When the referee announced the results of the review, there was nothing for Detroit to celebrate, besides the fact that they get to play Buffalo next. If they lose that, they're really in trouble. Maybe they could try firing the coach again.

The Senators had the luxury of the slightly better, just barely playoff-worthy record heading into this one, but they are by no means relaxed. They've steadied the ship in the aftermath of a five-game losing streak that stretched across the international break, most triumphantly with an overtime comeback against another key foe in the Rangers. But this is still a team feeling do-or-die pressure every night. After seven straight seasons out of the playoffs, earning that underdog seed could mean the world to these young players (and Claude Giroux). That was what I inferred when I saw Brady Tkachuk get tkachoked up following the deadline deal that sent Josh Norris to Buffalo and brought Dylan Cozens to Canada's capital—something like, We went through all that adversity together, not just on the ice but through his shoulder surgery and the bleakness of the COVID season, too, and he's not going to be able to enjoy it when we finally succeed.

But the Sens are betting that Cozens was a guy not being used to his full potential on the laughingstock Sabres, and he did everything he could do endear himself to his new teammates—especially his goalie—in his first game with them. With five minutes remaining and the Senators on the power play in a 1-1 affair, Tkachuk worked the puck out of the corner and onto Jake Sanderson's stick in the slot. The 22-year-old defenseman's 37 assists is second on the team, and he earned this latest one with his patience. Sanderson saw Cozens set for a shot in the lower circle to his left, and he got the pass over thataway. Cam Talbot was way too far out of his crease to do anything but admire the puck as it whistled by him for the deciding goal.

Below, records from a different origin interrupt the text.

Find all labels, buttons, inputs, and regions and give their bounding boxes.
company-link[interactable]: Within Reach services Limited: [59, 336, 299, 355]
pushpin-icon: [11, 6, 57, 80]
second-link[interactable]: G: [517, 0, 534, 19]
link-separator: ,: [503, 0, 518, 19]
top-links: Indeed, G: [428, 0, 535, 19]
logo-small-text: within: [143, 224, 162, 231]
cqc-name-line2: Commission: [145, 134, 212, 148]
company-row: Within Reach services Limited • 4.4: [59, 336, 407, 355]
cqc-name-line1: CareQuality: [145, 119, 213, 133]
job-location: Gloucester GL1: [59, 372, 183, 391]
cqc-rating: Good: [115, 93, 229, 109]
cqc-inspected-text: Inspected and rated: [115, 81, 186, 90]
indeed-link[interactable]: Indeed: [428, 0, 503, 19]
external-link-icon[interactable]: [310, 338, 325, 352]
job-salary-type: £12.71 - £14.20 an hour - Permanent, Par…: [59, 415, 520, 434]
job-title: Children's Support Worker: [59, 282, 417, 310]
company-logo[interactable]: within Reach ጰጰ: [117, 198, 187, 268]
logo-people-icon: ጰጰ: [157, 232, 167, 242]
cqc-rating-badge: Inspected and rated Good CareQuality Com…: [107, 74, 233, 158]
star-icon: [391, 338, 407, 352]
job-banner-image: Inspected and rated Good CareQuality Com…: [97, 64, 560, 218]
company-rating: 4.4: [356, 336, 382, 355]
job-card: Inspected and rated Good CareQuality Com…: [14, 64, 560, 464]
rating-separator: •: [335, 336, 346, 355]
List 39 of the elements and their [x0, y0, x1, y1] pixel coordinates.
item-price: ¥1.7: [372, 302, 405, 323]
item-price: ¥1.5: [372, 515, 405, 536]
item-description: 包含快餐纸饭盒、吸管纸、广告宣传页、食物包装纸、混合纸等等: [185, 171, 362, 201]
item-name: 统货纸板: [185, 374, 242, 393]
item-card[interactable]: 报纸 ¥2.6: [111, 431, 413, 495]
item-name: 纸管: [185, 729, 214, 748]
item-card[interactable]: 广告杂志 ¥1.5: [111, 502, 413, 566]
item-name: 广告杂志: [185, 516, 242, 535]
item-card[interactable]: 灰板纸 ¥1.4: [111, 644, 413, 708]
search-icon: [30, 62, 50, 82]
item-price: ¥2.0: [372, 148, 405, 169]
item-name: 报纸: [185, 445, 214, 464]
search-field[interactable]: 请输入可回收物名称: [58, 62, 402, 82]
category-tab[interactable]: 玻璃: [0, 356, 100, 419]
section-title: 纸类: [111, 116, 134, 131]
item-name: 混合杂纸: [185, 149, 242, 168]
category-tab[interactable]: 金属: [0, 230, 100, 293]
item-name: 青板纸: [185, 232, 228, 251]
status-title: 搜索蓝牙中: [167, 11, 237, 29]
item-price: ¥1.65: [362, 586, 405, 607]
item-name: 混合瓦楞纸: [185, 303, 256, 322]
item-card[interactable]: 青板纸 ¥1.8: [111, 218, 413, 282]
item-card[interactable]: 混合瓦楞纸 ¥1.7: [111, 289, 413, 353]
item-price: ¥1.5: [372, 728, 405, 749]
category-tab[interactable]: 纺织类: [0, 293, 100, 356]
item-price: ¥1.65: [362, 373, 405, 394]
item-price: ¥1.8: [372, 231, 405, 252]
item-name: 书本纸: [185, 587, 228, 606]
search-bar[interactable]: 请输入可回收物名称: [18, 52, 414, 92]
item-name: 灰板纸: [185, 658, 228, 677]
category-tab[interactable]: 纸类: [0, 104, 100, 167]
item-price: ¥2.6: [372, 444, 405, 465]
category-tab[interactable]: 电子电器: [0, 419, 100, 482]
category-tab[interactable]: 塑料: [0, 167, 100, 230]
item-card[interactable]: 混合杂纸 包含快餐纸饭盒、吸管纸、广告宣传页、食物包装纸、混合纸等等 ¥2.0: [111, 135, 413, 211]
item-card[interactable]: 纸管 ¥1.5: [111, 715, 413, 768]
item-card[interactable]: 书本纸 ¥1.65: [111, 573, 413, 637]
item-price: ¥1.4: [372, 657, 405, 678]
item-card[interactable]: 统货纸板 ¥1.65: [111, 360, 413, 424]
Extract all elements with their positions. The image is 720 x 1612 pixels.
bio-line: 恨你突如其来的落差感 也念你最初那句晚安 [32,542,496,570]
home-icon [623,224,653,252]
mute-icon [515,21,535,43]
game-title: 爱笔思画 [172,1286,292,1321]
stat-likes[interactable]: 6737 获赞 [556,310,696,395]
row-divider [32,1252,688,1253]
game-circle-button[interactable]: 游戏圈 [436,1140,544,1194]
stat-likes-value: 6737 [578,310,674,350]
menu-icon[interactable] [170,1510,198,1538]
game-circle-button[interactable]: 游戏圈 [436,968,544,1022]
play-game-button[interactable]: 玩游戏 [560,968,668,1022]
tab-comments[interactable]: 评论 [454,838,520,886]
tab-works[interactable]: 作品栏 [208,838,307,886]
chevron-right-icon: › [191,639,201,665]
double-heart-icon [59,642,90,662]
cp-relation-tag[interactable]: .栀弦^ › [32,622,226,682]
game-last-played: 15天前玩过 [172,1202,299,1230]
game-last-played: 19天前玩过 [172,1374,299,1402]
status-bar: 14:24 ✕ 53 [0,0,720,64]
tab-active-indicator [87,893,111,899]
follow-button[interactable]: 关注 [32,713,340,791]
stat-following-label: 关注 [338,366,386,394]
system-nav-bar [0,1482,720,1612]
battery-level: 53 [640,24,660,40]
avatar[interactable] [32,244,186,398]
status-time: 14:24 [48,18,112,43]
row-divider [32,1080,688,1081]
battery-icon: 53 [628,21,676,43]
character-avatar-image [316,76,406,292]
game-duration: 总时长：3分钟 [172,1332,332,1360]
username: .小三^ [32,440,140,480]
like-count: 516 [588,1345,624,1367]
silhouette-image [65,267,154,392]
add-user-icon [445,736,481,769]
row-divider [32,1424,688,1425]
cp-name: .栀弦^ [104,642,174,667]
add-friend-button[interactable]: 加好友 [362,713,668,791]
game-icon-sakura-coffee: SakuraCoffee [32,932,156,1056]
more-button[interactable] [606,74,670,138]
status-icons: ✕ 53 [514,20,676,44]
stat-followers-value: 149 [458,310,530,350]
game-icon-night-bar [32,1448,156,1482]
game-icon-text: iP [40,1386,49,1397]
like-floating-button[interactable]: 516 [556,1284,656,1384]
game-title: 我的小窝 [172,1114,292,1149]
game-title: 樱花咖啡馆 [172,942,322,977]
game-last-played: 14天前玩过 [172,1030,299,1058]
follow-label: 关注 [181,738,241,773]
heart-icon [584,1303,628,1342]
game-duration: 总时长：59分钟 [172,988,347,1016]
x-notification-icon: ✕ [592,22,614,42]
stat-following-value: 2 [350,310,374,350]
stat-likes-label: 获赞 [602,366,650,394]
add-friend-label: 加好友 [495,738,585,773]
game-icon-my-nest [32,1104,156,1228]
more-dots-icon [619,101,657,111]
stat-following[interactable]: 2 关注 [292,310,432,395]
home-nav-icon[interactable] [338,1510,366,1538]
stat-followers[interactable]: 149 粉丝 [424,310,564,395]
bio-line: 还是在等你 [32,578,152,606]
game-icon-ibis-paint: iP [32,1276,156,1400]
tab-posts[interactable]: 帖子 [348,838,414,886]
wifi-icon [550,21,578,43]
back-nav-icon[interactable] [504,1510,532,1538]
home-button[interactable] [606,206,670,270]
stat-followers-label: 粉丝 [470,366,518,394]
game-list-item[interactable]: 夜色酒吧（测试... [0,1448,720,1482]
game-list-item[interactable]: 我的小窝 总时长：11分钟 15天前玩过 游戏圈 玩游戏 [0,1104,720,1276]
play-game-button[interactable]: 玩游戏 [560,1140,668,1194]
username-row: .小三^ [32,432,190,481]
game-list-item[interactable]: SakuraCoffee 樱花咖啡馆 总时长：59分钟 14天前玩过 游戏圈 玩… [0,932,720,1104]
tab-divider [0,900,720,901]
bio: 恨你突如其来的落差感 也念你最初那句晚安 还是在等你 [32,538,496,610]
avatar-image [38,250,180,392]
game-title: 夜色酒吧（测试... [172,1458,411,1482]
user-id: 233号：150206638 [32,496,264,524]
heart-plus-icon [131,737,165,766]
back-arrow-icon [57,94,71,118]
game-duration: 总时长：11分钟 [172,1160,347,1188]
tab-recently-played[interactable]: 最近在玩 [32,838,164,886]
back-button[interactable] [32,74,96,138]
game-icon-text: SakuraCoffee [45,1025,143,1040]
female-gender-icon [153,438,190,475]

There was a time when I would have called a win like this "Getting Sens-ed"—when Ottawa's still-developing prospects could infuriate an obviously superior foe by either putting all their inconsistent skills together for one randomly transcendent 60 minutes or squeaking out an inexplicable two points through sheer stupid hockey. This certainly had all the hallmarks of Sensiness: a ridiculous goalie performance, an overwhelming shot deficit, a soft penalty leading to the game-winner. But it's not the same when Ottawa sits in such an enviable position. No longer are they the scrappy gang of youths getting one over on some other team whose games actually matter. As it stands now, this is a playoff squad, beating a non-playoff bunch of also-rans. Even head coach Travis Green is getting into the spirit, speaking the p-word aloud in his postgame session.

"At some point, there’s going to be games—you see it in playoff hockey—where you get outplayed bad and your goalie just steals you a game, and he did tonight for sure.”

Senators ... playoffs. They're closer than you think!